According to Executive Director Veronica Cordle, the hall continues to add four to eight new members each year, and will continue to venture into all music genres, including progressive, rap and hip hop. Each inductee’s exhibit features a mix of wardrobe, signed albums, sheet music, handwritten lyrics, instruments, photos, posters, awards and other memorabilia.
One inductee, funk musician and Kannapolis native George Clinton, stopped by the hall recently and announced he would send more for his exhibit, including a few of his iconic outfits. A surprised and delighted Veronica plans to expand his exhibit for these personal additions.

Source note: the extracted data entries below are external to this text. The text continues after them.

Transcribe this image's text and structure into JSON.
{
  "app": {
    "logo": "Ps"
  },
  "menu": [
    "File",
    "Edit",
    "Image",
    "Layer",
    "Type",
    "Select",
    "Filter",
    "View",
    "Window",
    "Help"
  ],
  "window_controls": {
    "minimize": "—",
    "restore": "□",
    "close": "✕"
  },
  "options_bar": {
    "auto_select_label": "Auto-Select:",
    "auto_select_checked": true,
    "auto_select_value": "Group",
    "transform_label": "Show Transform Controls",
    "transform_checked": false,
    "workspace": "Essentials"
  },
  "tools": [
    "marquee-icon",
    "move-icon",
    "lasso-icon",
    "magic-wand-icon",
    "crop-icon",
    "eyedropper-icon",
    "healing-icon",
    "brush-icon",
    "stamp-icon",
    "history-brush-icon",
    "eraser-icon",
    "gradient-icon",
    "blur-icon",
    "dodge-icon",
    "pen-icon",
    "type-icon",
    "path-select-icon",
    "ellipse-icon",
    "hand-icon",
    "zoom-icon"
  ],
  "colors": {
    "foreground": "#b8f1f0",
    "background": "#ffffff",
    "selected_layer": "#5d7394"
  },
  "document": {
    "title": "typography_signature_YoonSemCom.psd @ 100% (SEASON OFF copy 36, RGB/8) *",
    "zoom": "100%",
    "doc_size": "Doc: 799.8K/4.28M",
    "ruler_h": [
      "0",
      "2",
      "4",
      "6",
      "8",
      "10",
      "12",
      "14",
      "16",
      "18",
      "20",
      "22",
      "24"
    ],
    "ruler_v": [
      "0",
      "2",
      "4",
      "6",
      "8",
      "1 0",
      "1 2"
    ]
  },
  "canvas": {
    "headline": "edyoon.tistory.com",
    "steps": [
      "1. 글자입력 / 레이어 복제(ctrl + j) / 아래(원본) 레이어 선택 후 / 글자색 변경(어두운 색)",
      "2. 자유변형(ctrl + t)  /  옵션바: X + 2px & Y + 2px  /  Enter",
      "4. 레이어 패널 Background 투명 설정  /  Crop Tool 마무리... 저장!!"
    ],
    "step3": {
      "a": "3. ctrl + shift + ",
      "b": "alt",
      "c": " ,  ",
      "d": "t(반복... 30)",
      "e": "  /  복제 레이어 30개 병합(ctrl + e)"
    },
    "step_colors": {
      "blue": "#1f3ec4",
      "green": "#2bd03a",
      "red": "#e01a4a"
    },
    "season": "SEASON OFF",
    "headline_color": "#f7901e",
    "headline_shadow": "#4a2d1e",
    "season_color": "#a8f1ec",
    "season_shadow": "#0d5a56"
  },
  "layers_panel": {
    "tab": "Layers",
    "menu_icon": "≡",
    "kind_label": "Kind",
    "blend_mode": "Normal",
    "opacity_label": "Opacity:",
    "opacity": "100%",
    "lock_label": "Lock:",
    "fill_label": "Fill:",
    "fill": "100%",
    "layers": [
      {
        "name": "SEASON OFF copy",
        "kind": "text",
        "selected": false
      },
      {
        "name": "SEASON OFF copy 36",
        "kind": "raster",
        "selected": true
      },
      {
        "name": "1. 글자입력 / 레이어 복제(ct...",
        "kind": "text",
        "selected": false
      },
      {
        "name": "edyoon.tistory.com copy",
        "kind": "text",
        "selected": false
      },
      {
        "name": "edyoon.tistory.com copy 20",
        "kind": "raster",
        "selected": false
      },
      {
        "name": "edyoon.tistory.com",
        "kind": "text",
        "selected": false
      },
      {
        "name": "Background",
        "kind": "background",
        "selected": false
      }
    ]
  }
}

The gold records on the wall in the lobby and the large NC map dotted with names and locations give you a quick idea that you are entering a musical journey. The hall exhibits are grouped by genre — street signs mark each genre’s location, a “city grid” that leads one to Jazz Alley, R&B/Beach Music, Country Road, Bluegrass Street (one of the most extensive collections), Pop & Rock Crossing, Hall of Famers, Music Makers and Gospel Way.
Qualifications to be included in the hall are not limited to birth right. An inductee must have a significant connection to North Carolina, not necessarily a native, but one who studied here, started a career or other connections to the state’s music industry. The inductee must also have had a sustained 10 years of national or international popularity.
Six American Idols are now in the hall, including the newest inductee, Scotty McCreery. Inductees hail from a broad range of genres and music professions, including singers, songwriters, producers, musicians, inventors and executives.
At any given time, about 100 inductees are featured in the museum. Veronica wished all inductees could be featured, but the hall team continues to develop a rotation policy to ensure all inductees are featured.
“Creating the exhibits are time- consuming and often brutal,” quipped Veronica. Some items donated, such as outfits, require a little ingenuity to work, such as finding a child’s mannequin for singer Betty Davis outfits, she explained.
What can you learn? Some interesting tidbits, such as: NC songwriter and musician Arthur Smith wrote “Feudin’ Banjos,” later to be known as “Dueling Banjos” in the movie Deliverance, but the song was used without Smith’s permission. He later received songwriting credit and royalties. Charles Poole’s unique finger-picking style culminated from a baseball injury. Find out why 9th Wonder often kicks off one shoe.
“You know the names, but often you don’t know their life or story,” Veronica said. “These exhibits give you a sense of the person behind the music.”
About the Author
Renee C. Gannon is the senior associate editor of Carolina Country.